É importante saber que em 1939, quando Hitler invadiu a Polônia dando início oficial a Segunda Guerra Mundial, os norte-americanos estavam insuflados por uma campanha isolacionista tão forte que os que ousassem defender uma ajuda aos britânicos (que ficaram sozinhos na luta contra Hitler e o Nazismo) eventualmente eram perseguidos e acusados mesmo de serem comunistas (como foi o caso de Charles Chaplin, que foi perseguido por ter feito O Grande Ditador, 40, mostrando a semelhança de Carlitos com Hitler).

Esta não é nossa guerra, diziam os políticos (felizmente o presidente Roosevelt, mais astuto, secretamente já preparava a industrialização do país) pensando também no lado comercial (os filmes americanos, por exemplo, só deixaram de circular na Europa quando houve finalmente o rompimento de relações entre os países). Por isso a surpresa do ataque japonês a Pearl Harbor, que os isolacionistas nunca pensaram que pudesse um dia acontecer. Foi uma dura lição, descobrir que não se pode confiar na palavra dos ditadores.

No caso dos nazistas, isso é ainda mais curioso porque eles eram abertamente contra os judeus e a perseguição era já aberta e não disfarçada. Anti-semita era uma palavra de ordem prioritária para os nazistas. E sabidamente os donos ou chefe dos estúdios eram praticamente todos judeus. A origem disso é antiga: vítima de preconceitos, os judeus e os artistas eram afastados de profissões ditas mais dignas e por isso forçados a trabalhar em ferro velho ou diversões. E durante toda sua vida lutaram pelo auto-respeito e sua absorção no mercado de trabalho, como verdadeiros americanos. Muitas vezes mudando seu sobrenome e sempre procurando se comportar como norte-americanos médios.

Pode parecer estranho e até mesmo absurdo que os estúdios não tenham contra atacado os nazistas com filmes sobre o tema, eles nem sequer cortaram as relações com a Alemanha!
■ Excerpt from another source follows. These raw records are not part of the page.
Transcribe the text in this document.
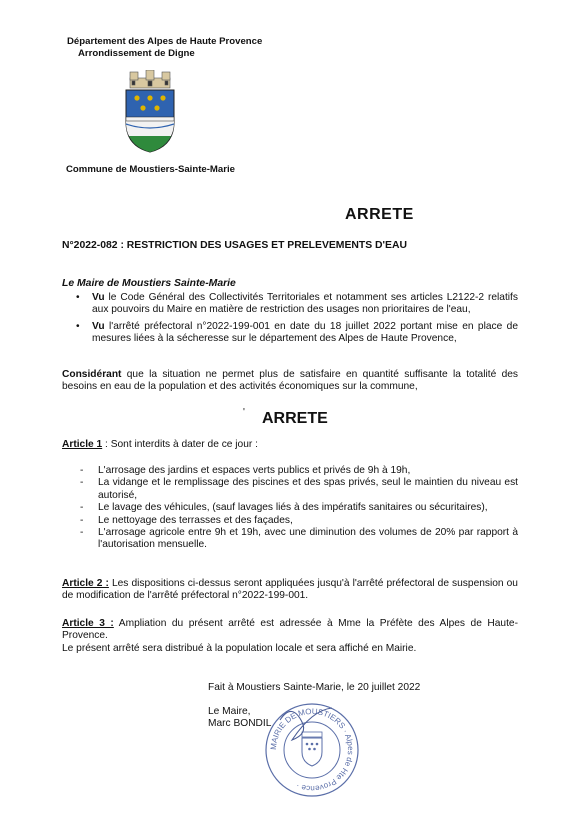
Département des Alpes de Haute Provence
Arrondissement de Digne
Commune de Moustiers-Sainte-Marie
ARRETE
N°2022-082 : RESTRICTION DES USAGES ET PRELEVEMENTS D'EAU
Le Maire de Moustiers Sainte-Marie
• Vu le Code Général des Collectivités Territoriales et notamment ses articles L2122-2 relatifs aux pouvoirs du Maire en matière de restriction des usages non prioritaires de l'eau,
• Vu l'arrêté préfectoral n°2022-199-001 en date du 18 juillet 2022 portant mise en place de mesures liées à la sécheresse sur le département des Alpes de Haute Provence,
Considérant que la situation ne permet plus de satisfaire en quantité suffisante la totalité des besoins en eau de la population et des activités économiques sur la commune,
' ARRETE
Article 1 : Sont interdits à dater de ce jour :
- L'arrosage des jardins et espaces verts publics et privés de 9h à 19h,
- La vidange et le remplissage des piscines et des spas privés, seul le maintien du niveau est autorisé,
- Le lavage des véhicules, (sauf lavages liés à des impératifs sanitaires ou sécuritaires),
- Le nettoyage des terrasses et des façades,
- L'arrosage agricole entre 9h et 19h, avec une diminution des volumes de 20% par rapport à l'autorisation mensuelle.
Article 2 : Les dispositions ci-dessus seront appliquées jusqu'à l'arrêté préfectoral de suspension ou de modification de l'arrêté préfectoral n°2022-199-001.
Article 3 : Ampliation du présent arrêté est adressée à Mme la Préfète des Alpes de Haute-Provence.
Le présent arrêté sera distribué à la population locale et sera affiché en Mairie.
Fait à Moustiers Sainte-Marie, le 20 juillet 2022
MAIRIE DE MOUSTIERS · Alpes de Hte Provence ·
Le Maire,
Marc BONDIL
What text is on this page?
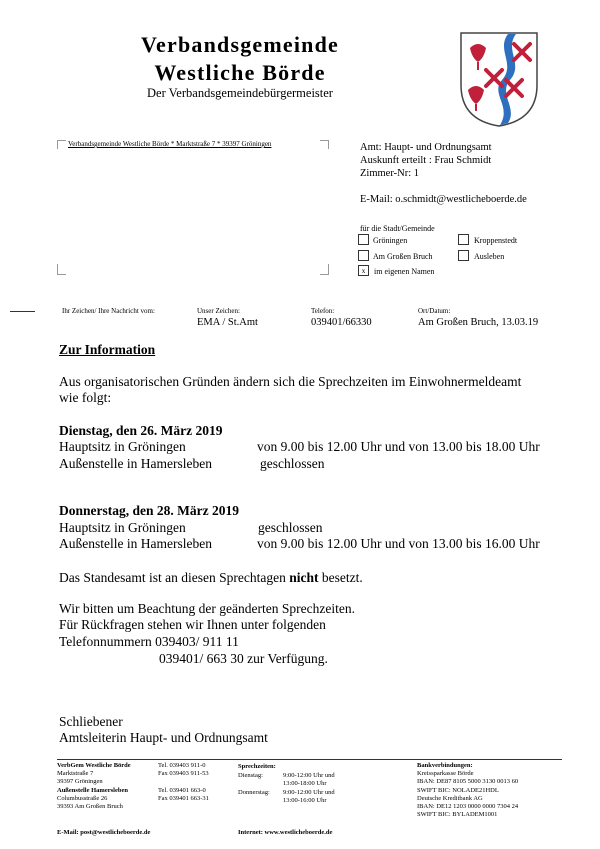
Verbandsgemeinde
Westliche Börde
Der Verbandsgemeindebürgermeister
Verbandsgemeinde Westliche Börde * Marktstraße 7 * 39397 Gröningen	Amt: Haupt- und Ordnungsamt
Auskunft erteilt : Frau Schmidt
Zimmer-Nr: 1
E-Mail: o.schmidt@westlicheboerde.de
für die Stadt/Gemeinde
Gröningen	Kroppenstedt
Am Großen Bruch	Ausleben
x	im eigenen Namen
Ihr Zeichen/ Ihre Nachricht vom:	Unser Zeichen:
EMA / St.Amt
Telefon:
039401/66330
Ort/Datum:
Am Großen Bruch, 13.03.19
Zur Information
Aus organisatorischen Gründen ändern sich die Sprechzeiten im Einwohnermeldeamt
wie folgt:
Dienstag, den 26. März 2019
Hauptsitz in Gröningen	von 9.00 bis 12.00 Uhr und von 13.00 bis 18.00 Uhr
Außenstelle in Hamersleben	geschlossen
Donnerstag, den 28. März 2019
Hauptsitz in Gröningen	geschlossen
Außenstelle in Hamersleben	von 9.00 bis 12.00 Uhr und von 13.00 bis 16.00 Uhr
Das Standesamt ist an diesen Sprechtagen nicht besetzt.
Wir bitten um Beachtung der geänderten Sprechzeiten.
Für Rückfragen stehen wir Ihnen unter folgenden
Telefonnummern 039403/ 911 11
039401/ 663 30 zur Verfügung.
Schliebener
Amtsleiterin Haupt- und Ordnungsamt
VerbGem Westliche Börde
Marktstraße 7
39397 Gröningen
Außenstelle Hamersleben
Columbusstraße 26
39393 Am Großen Bruch
Tel. 039403 911-0
Fax 039403 911-53
Tel. 039401 663-0
Fax 039401 663-31
Sprechzeiten:
Dienstag:	9:00-12:00 Uhr und
13:00-18:00 Uhr
Donnerstag: 9:00-12:00 Uhr und
13:00-16:00 Uhr
Bankverbindungen:
Kreissparkasse Börde
IBAN: DE87 8105 5000 3130 0013 60
SWIFT BIC: NOLADE21HDL
Deutsche Kreditbank AG
IBAN: DE12 1203 0000 0000 7304 24
SWIFT BIC: BYLADEM1001
E-Mail: post@westlicheboerde.de	Internet: www.westlicheboerde.de
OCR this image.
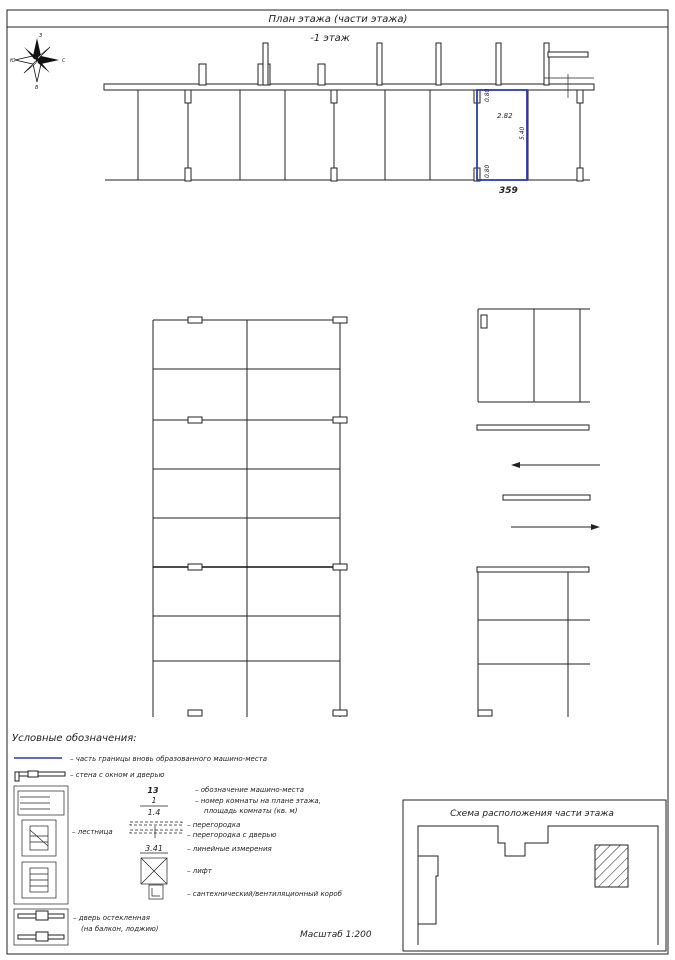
План этажа (части этажа)
-1 этаж
З
В
Ю	С
0.80
0.80
2.82
5.40
359
Условные обозначения:
– часть границы вновь образованного машино-места
– стена с окном и дверью
– лестница
13	– обозначение машино-места
1
1.4
– номер комнаты на плане этажа,
площадь комнаты (кв. м)
– перегородка
– перегородка с дверью
3.41	– линейные измерения
– лифт
– сантехнический/вентиляционный короб
– дверь остекленная
(на балкон, лоджию)
Масштаб 1:200
Схема расположения части этажа
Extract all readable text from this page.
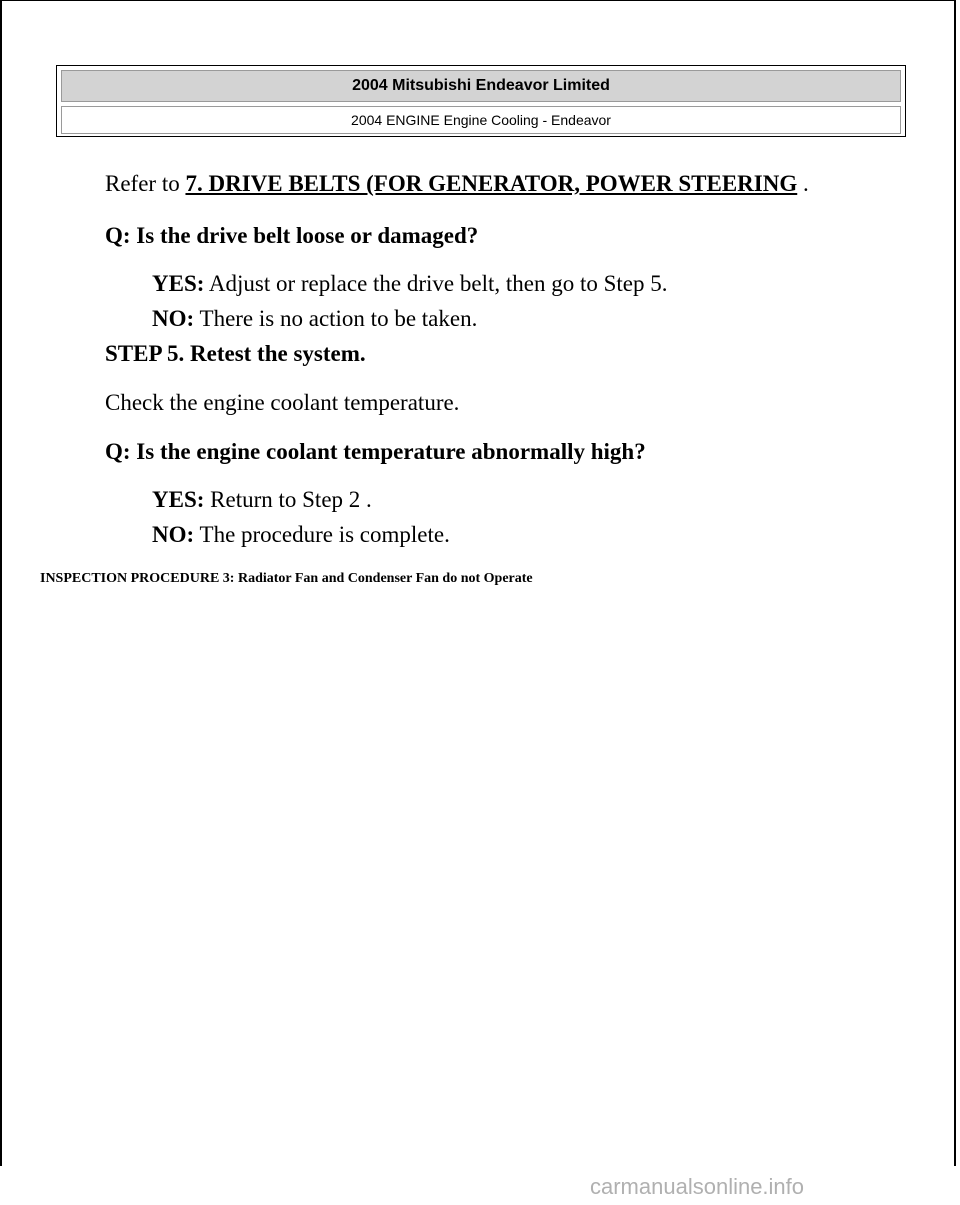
2004 Mitsubishi Endeavor Limited
2004 ENGINE Engine Cooling - Endeavor
Refer to 7. DRIVE BELTS (FOR GENERATOR, POWER STEERING .
Q: Is the drive belt loose or damaged?
YES: Adjust or replace the drive belt, then go to Step 5.
NO: There is no action to be taken.
STEP 5. Retest the system.
Check the engine coolant temperature.
Q: Is the engine coolant temperature abnormally high?
YES: Return to Step 2 .
NO: The procedure is complete.
INSPECTION PROCEDURE 3: Radiator Fan and Condenser Fan do not Operate
carmanualsonline.info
E foi considerado extrema ousadia (e repudiado pelos colegas) quando a Warner fez Confissões de um Espião Nazista (que faz parte desta edição), em 1939. De fato, só quando a guerra foi oficialmente declarada é que toda a indústria mergulhou de corpo e alma no chamado “esforço de guerra”.

O pacote da Versátil reúne seis filmes inéditos em VHS ou DVD no Brasil, embora sejam famosos e mesmo premiados (Horas de Tormenta deu o Oscar de Melhor Ator para Paul Lukas) e realizados por diretores importantes como Anatole Litvak, Jules Dassin, Frank Borzage, Fred Zinnemann e Edward Dmytryk. Assim como astros famosos como Bette Davis, James Stewart, Spencer Tracy, Edward G. Robinson.

 

Os filmes:

CONFISSÕES DE UM ESPIÃO NAZISTA (Confessions of a Nazi Spy, 39)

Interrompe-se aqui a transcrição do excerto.